CHARMIDE. N’insultez pas un ami absent.
LE SYCOPHANTE. Pourquoi se cachait-il comme cela, le coquin ?
CHARMIDE. Si vous l’aviez appelé par son nom, il aurait répondu. Mais où est-il ?
LE SYCOPHANTE. Ma foi je l’ai laissé chez Rhadamante, dans l’île de Cécropie.
CHARMIDE, aux spectateurs. Y a-t-il une plus sotte bête que moi, d’aller demander moi-même où je suis ? Mais ce n’est pas hors de saison. (Au sycophante.) Dites-moi.
LE SYCOPHANTE. Qu’y a-t-il ?
CHARMIDE. Répondez : dans quels pays avez-vous voyagé ?
LE SYCOPHANTE. Dans des pays étrangement merveilleux.
CHARMIDE. Nommez-les-moi, si cela ne vous ennuie pas.

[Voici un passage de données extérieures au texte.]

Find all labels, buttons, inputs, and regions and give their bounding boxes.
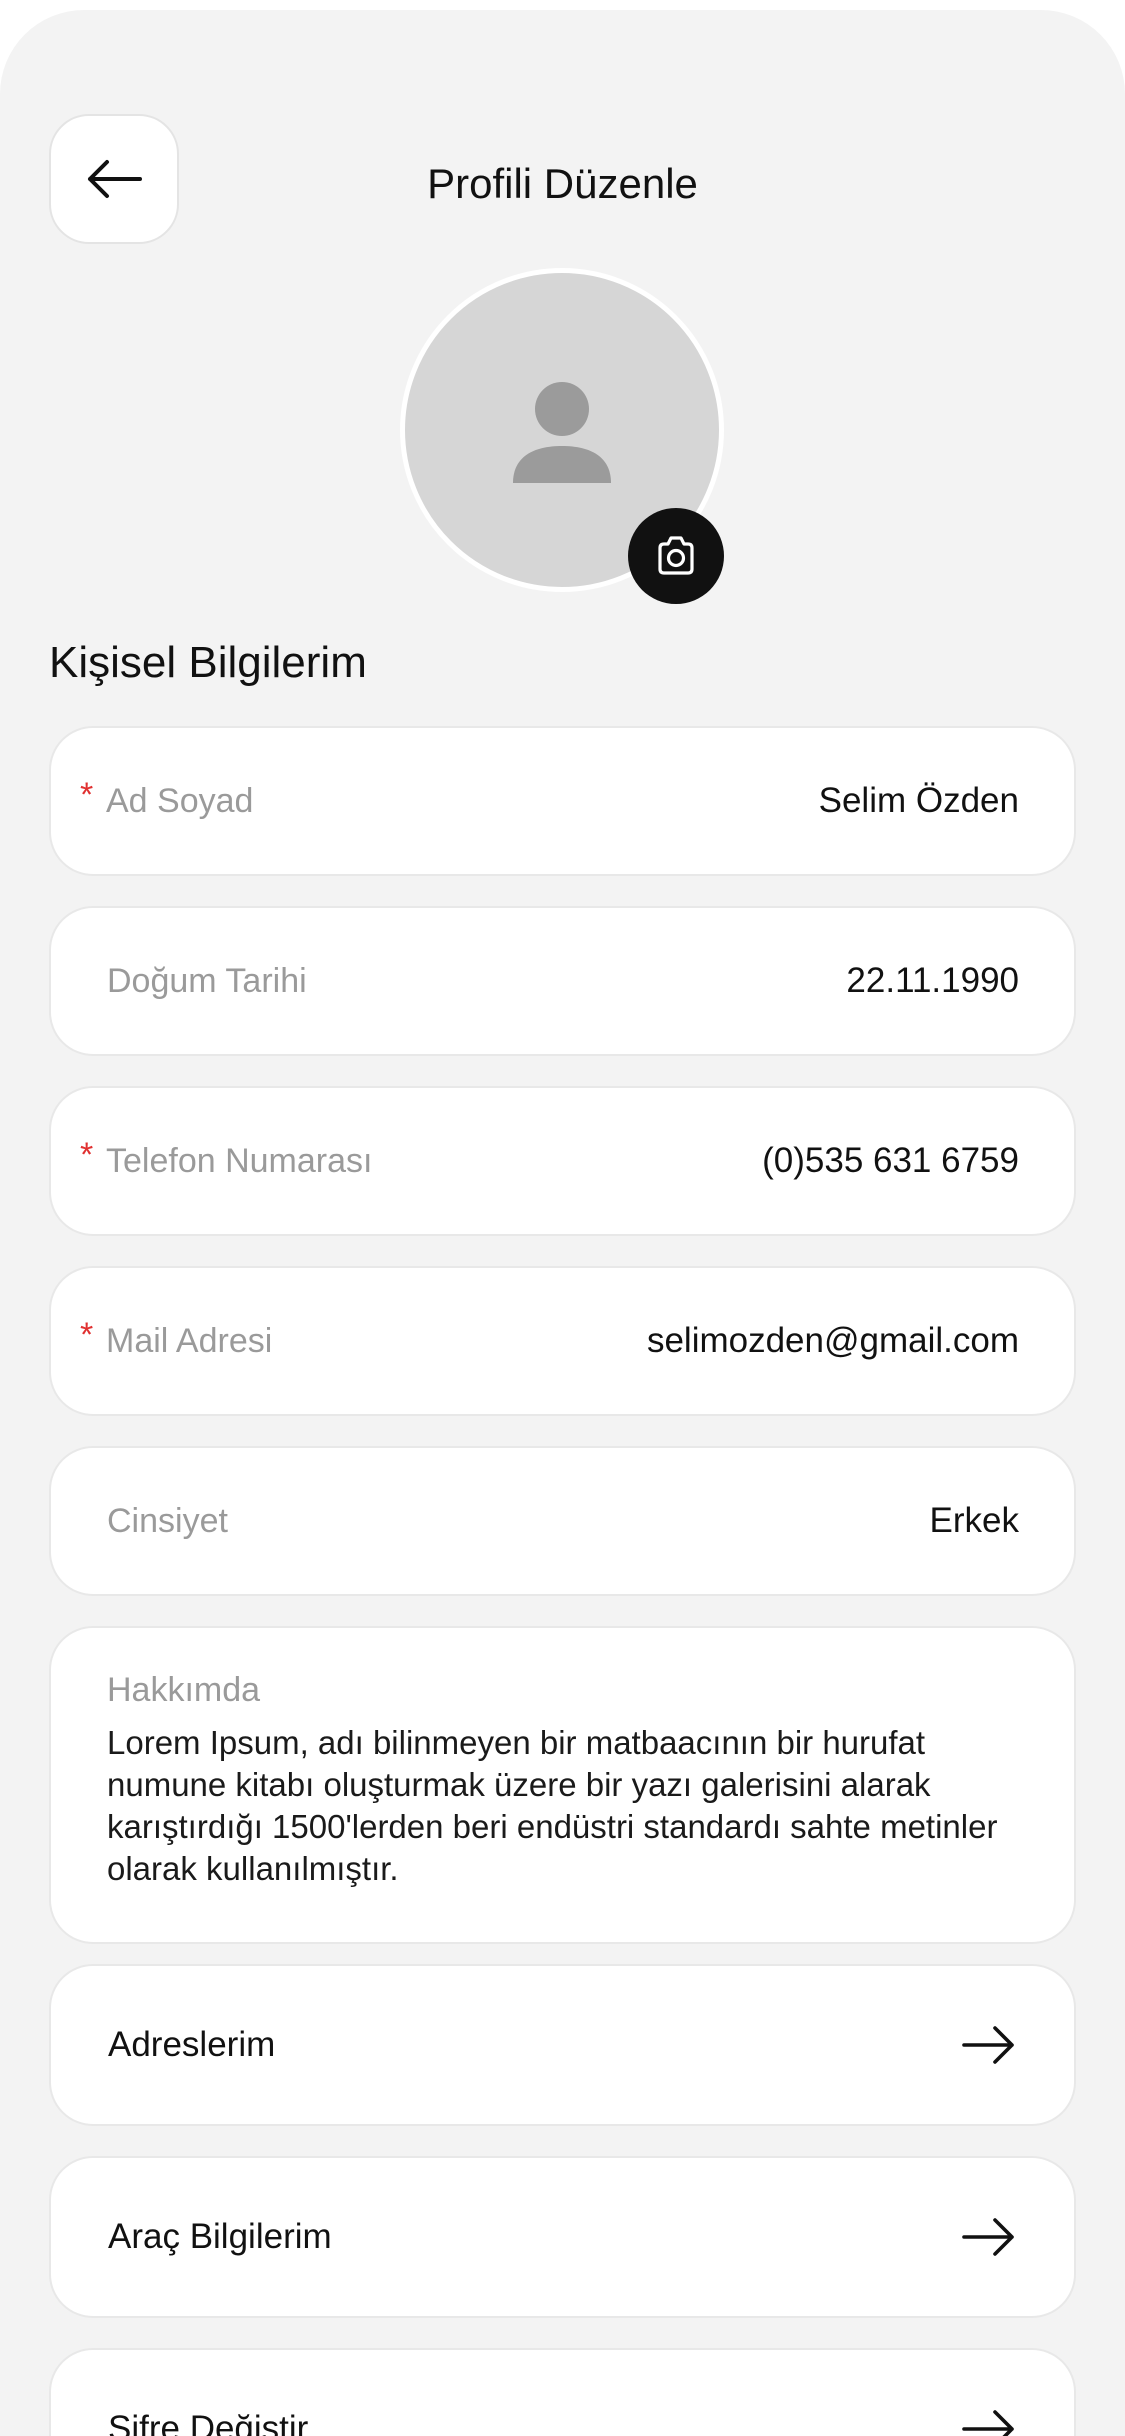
field-label: Ad Soyad	[106, 781, 254, 820]
addresses-link[interactable]: Adreslerim	[49, 1964, 1076, 2126]
arrow-right-icon	[962, 2218, 1014, 2256]
field-label: Doğum Tarihi	[107, 961, 307, 1000]
required-marker: *	[80, 1135, 94, 1174]
field-label: Hakkımda	[107, 1671, 261, 1709]
link-label: Araç Bilgilerim	[108, 2217, 332, 2256]
field-label: Mail Adresi	[106, 1321, 273, 1360]
about-field[interactable]: Hakkımda Lorem Ipsum, adı bilinmeyen bir…	[49, 1626, 1076, 1944]
about-text: Lorem Ipsum, adı bilinmeyen bir matbaacı…	[107, 1724, 998, 1887]
link-label: Adreslerim	[108, 2025, 276, 2064]
link-label: Şifre Değiştir	[108, 2409, 309, 2436]
field-value: selimozden@gmail.com	[646, 1321, 1019, 1360]
field-value: Selim Özden	[818, 781, 1019, 820]
vehicle-info-link[interactable]: Araç Bilgilerim	[49, 2156, 1076, 2318]
arrow-right-icon	[962, 2410, 1014, 2436]
field-label: Telefon Numarası	[106, 1141, 373, 1180]
email-field[interactable]: * Mail Adresi selimozden@gmail.com	[49, 1266, 1076, 1416]
field-value: 22.11.1990	[846, 961, 1019, 1000]
name-field[interactable]: * Ad Soyad Selim Özden	[49, 726, 1076, 876]
arrow-right-icon	[962, 2026, 1014, 2064]
birth-date-field[interactable]: Doğum Tarihi 22.11.1990	[49, 906, 1076, 1056]
change-photo-button[interactable]	[628, 508, 724, 604]
phone-field[interactable]: * Telefon Numarası (0)535 631 6759	[49, 1086, 1076, 1236]
camera-icon	[658, 536, 694, 575]
gender-field[interactable]: Cinsiyet Erkek	[49, 1446, 1076, 1596]
change-password-link[interactable]: Şifre Değiştir	[49, 2348, 1076, 2436]
field-label: Cinsiyet	[107, 1501, 228, 1540]
field-value: Erkek	[929, 1501, 1019, 1540]
required-marker: *	[80, 775, 94, 814]
edit-profile-screen: Profili Düzenle Kişisel Bilgilerim * Ad …	[0, 10, 1125, 2436]
required-marker: *	[80, 1315, 94, 1354]
section-title: Kişisel Bilgilerim	[49, 638, 367, 687]
page-title: Profili Düzenle	[427, 160, 698, 207]
field-value: (0)535 631 6759	[762, 1141, 1019, 1180]
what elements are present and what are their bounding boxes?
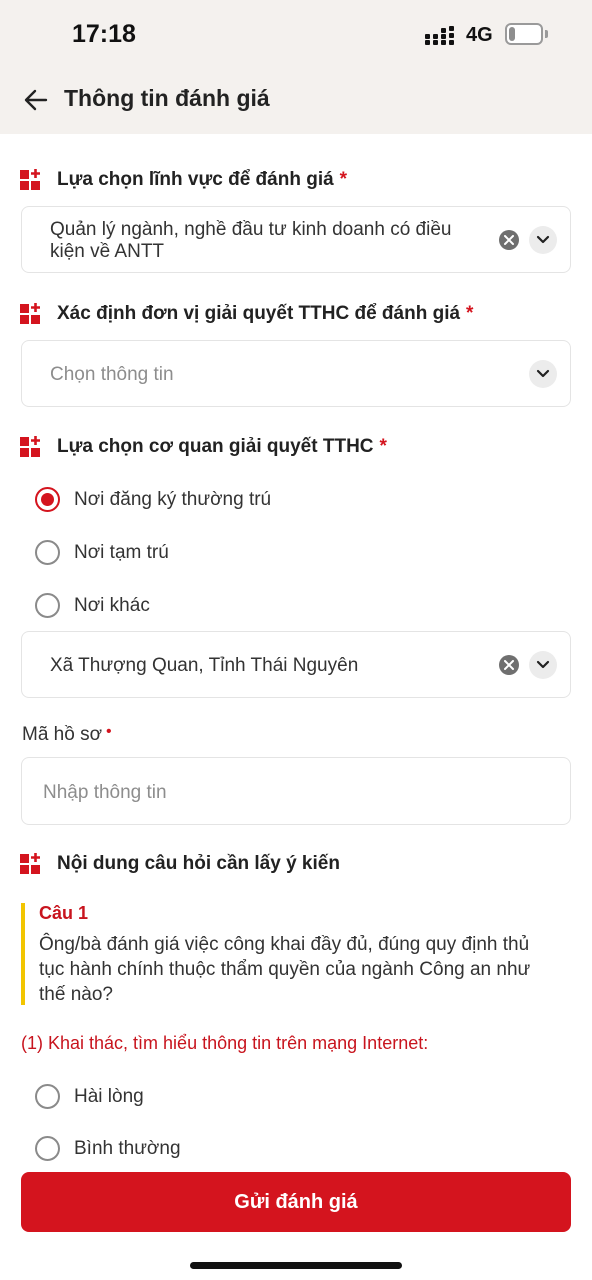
radio-button[interactable] [35,1136,60,1161]
section-field-unit-title: Xác định đơn vị giải quyết TTHC để đánh … [20,302,473,325]
location-select[interactable]: Xã Thượng Quan, Tỉnh Thái Nguyên [21,631,571,698]
radio-button-checked[interactable] [35,487,60,512]
required-mark: • [106,723,112,740]
radio-option-permanent[interactable]: Nơi đăng ký thường trú [35,487,271,512]
radio-option-other[interactable]: Nơi khác [35,593,150,618]
section-agency-title: Lựa chọn cơ quan giải quyết TTHC * [20,435,387,458]
submit-button[interactable]: Gửi đánh giá [21,1172,571,1232]
section-label: Xác định đơn vị giải quyết TTHC để đánh … [57,302,461,324]
chevron-down-icon[interactable] [529,360,557,388]
grid-plus-icon [20,436,40,457]
radio-label: Nơi khác [74,594,150,616]
radio-label: Nơi tạm trú [74,541,169,563]
battery-level: 21 [515,25,533,42]
field-area-select[interactable]: Quản lý ngành, nghề đầu tư kinh doanh có… [21,206,571,273]
home-indicator [190,1262,402,1269]
battery-tip [545,30,548,38]
chevron-down-icon[interactable] [529,226,557,254]
section-field-area-title: Lựa chọn lĩnh vực để đánh giá * [20,168,347,191]
location-value: Xã Thượng Quan, Tỉnh Thái Nguyên [50,655,359,676]
file-code-input[interactable]: Nhập thông tin [21,757,571,825]
radio-button[interactable] [35,540,60,565]
arrow-left-icon[interactable] [22,86,50,114]
sub-question-label: (1) Khai thác, tìm hiểu thông tin trên m… [21,1033,429,1053]
answer-option-normal[interactable]: Bình thường [35,1136,181,1161]
field-unit-placeholder: Chọn thông tin [50,364,174,385]
status-time: 17:18 [72,20,136,48]
radio-option-temporary[interactable]: Nơi tạm trú [35,540,169,565]
battery-icon: 21 [505,23,543,45]
required-mark: * [466,302,474,324]
status-bar: 17:18 4G 21 [0,0,592,70]
radio-button[interactable] [35,1084,60,1109]
file-code-label: Mã hồ sơ • [22,723,112,746]
section-questions-title: Nội dung câu hỏi cần lấy ý kiến [20,852,340,875]
chevron-down-icon[interactable] [529,651,557,679]
file-code-label-text: Mã hồ sơ [22,724,103,745]
grid-plus-icon [20,303,40,324]
question-number: Câu 1 [39,903,89,923]
close-circle-icon[interactable] [499,655,519,675]
network-type: 4G [466,24,493,46]
close-circle-icon[interactable] [499,230,519,250]
radio-label: Nơi đăng ký thường trú [74,488,272,510]
app-header: Thông tin đánh giá [0,70,592,134]
section-label: Lựa chọn cơ quan giải quyết TTHC [57,435,374,457]
section-label: Nội dung câu hỏi cần lấy ý kiến [57,852,340,874]
signal-icon [425,26,454,45]
required-mark: * [379,435,387,457]
field-unit-select[interactable]: Chọn thông tin [21,340,571,407]
file-code-placeholder: Nhập thông tin [43,782,167,803]
required-mark: * [339,168,348,190]
field-area-value: Quản lý ngành, nghề đầu tư kinh doanh có… [50,219,452,262]
answer-option-satisfied[interactable]: Hài lòng [35,1084,144,1109]
radio-button[interactable] [35,593,60,618]
question-card: Câu 1 Ông/bà đánh giá việc công khai đầy… [21,903,561,1005]
section-label: Lựa chọn lĩnh vực để đánh giá [57,168,334,190]
radio-label: Hài lòng [74,1085,144,1107]
grid-plus-icon [20,169,40,190]
question-text: Ông/bà đánh giá việc công khai đầy đủ, đ… [39,934,531,1005]
grid-plus-icon [20,853,40,874]
page-title: Thông tin đánh giá [64,85,270,111]
radio-label: Bình thường [74,1137,181,1159]
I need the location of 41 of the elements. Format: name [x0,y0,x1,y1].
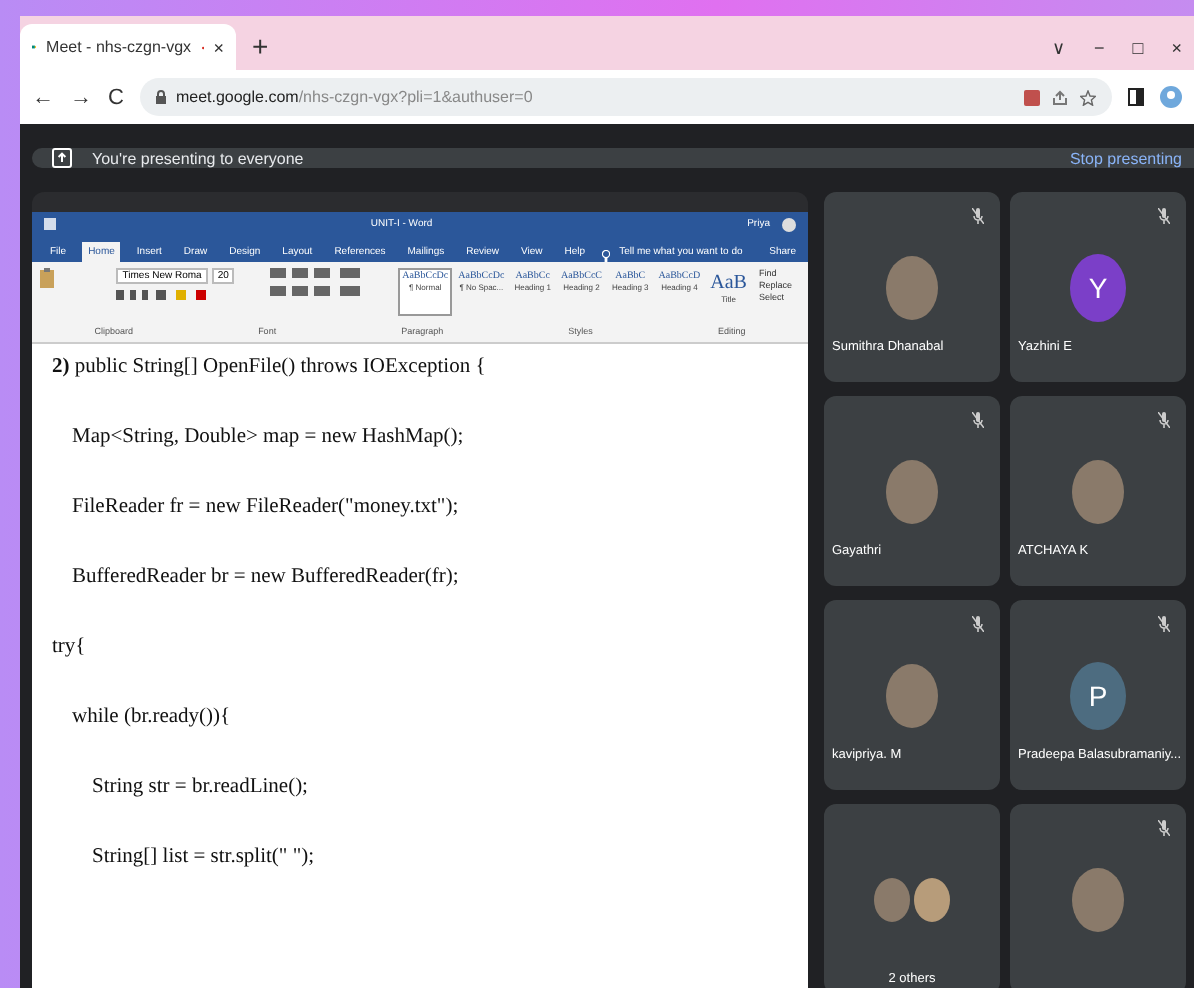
window-control[interactable]: × [1171,38,1182,58]
profile-avatar-icon [1160,86,1182,108]
photo-placeholder [1072,867,1124,931]
paste-icon [40,268,54,288]
save-icon [44,218,56,230]
nav-button[interactable]: C [108,85,124,109]
photo-placeholder [1072,459,1124,523]
stop-presenting-button[interactable]: Stop presenting [1069,149,1182,167]
participant-avatar: Y [1070,253,1126,321]
participant-avatar: P [1070,661,1126,729]
tab-title: Meet - nhs-czgn-vgx [46,38,192,56]
window-control[interactable]: ∨ [1052,38,1067,58]
code-line: BufferedReader br = new BufferedReader(fr); [70,566,459,588]
code-line: 2) public String[] OpenFile() throws IOException { [52,356,486,378]
nav-button[interactable]: → [70,85,92,109]
code-line: String str = br.readLine(); [90,776,308,798]
window-control[interactable]: □ [1132,38,1144,58]
code-line: FileReader fr = new FileReader("money.txt"); [70,496,459,518]
code-line: try{ [52,636,86,658]
url-text: meet.google.com/nhs-czgn-vgx?pli=1&authuser=0 [175,88,535,106]
code-line: String[] list = str.split(" "); [90,846,315,868]
code-line: Map<String, Double> map = new HashMap(); [70,426,464,448]
side-panel-icon [1128,88,1144,106]
new-tab-button[interactable]: + [252,30,269,62]
photo-placeholder [874,877,910,921]
address-field[interactable]: meet.google.com/nhs-czgn-vgx?pli=1&authuser=0 [139,78,1112,116]
code-line: while (br.ready()){ [70,706,231,728]
star-icon [1080,89,1096,105]
photo-placeholder [886,459,938,523]
photo-placeholder [886,255,938,319]
lock-icon [155,90,166,104]
close-tab-button[interactable]: × [213,37,224,57]
photo-placeholder [914,877,950,921]
user-avatar-icon [782,217,796,231]
photo-placeholder [886,663,938,727]
present-screen-icon [52,148,72,168]
share-icon [1052,89,1068,105]
banner-text: You're presenting to everyone [92,149,306,167]
browser-tab[interactable]: Meet - nhs-czgn-vgx × [20,24,236,70]
nav-button[interactable]: ← [32,85,54,109]
window-control[interactable]: − [1094,38,1105,58]
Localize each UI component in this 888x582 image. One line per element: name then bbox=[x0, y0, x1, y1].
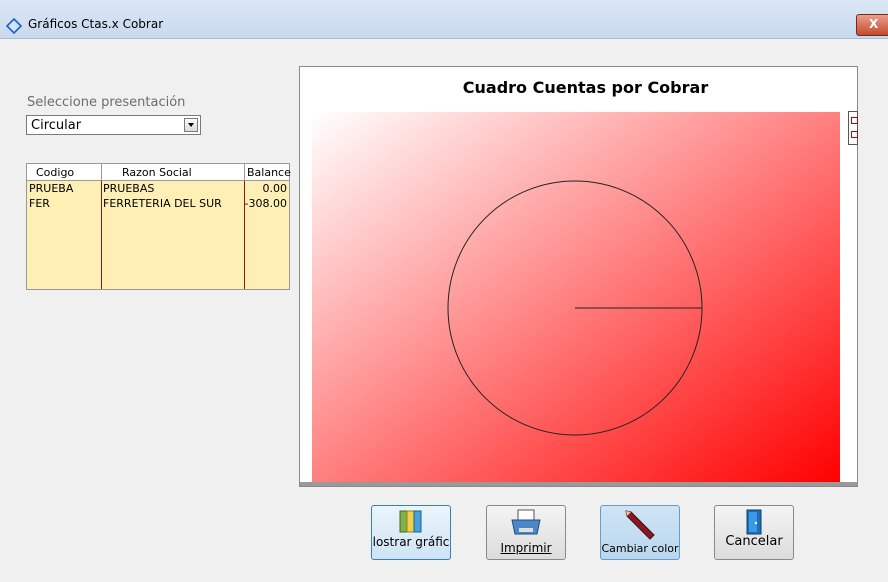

LE SYCOPHANTE. Au contraire, je grille de vous les dire. D’abord nous sommes allés dans le Pont, et nous avons pris terre en Arabie.
CHARMIDE. Oh, oh ! l’Arabie est donc dans le Pont ?
LE SYCOPHANTE. Oui ; non pas celle qui produit de l’encens, mais l’Arabie où poussent l’absinthe et l’origan des poules.
CHARMIDE, à part. Voilà un terrible donneur de bourdes ! mais je suis par trop bête aussi d’aller lui demander d’où je reviens, ce que je sais et qu’il ignore. Cependant je veux voir où il en viendra. (Haut.) Quel est votre nom, l’ami ?
LE SYCOPHANTE. Chut ! c’est mon nom de tous les jours.
CHARMIDE. Un plaisant nom, ma foi ! comme qui dirait, si je te prête quelque chose, Chut ! c’est aussitôt perdu. Mais voyons, où êtes-vous allé ensuite ?
LE SYCOPHANTE. Si vous voulez m’écouter, je vous le dirai. A la source d’un fleuve qui sort du ciel, de dessous le trône de Jupiter.
CHARMIDE. De dessous le trône de Jupiter ?
LE SYCOPHANTE. Oui vraiment.
CHARMIDE. Du ciel ?
LE SYCOPHANTE. Et du beau milieu encore.
CHARMIDE. Ah ça, est-ce que vous êtes monté aussi jusqu’au ciel ?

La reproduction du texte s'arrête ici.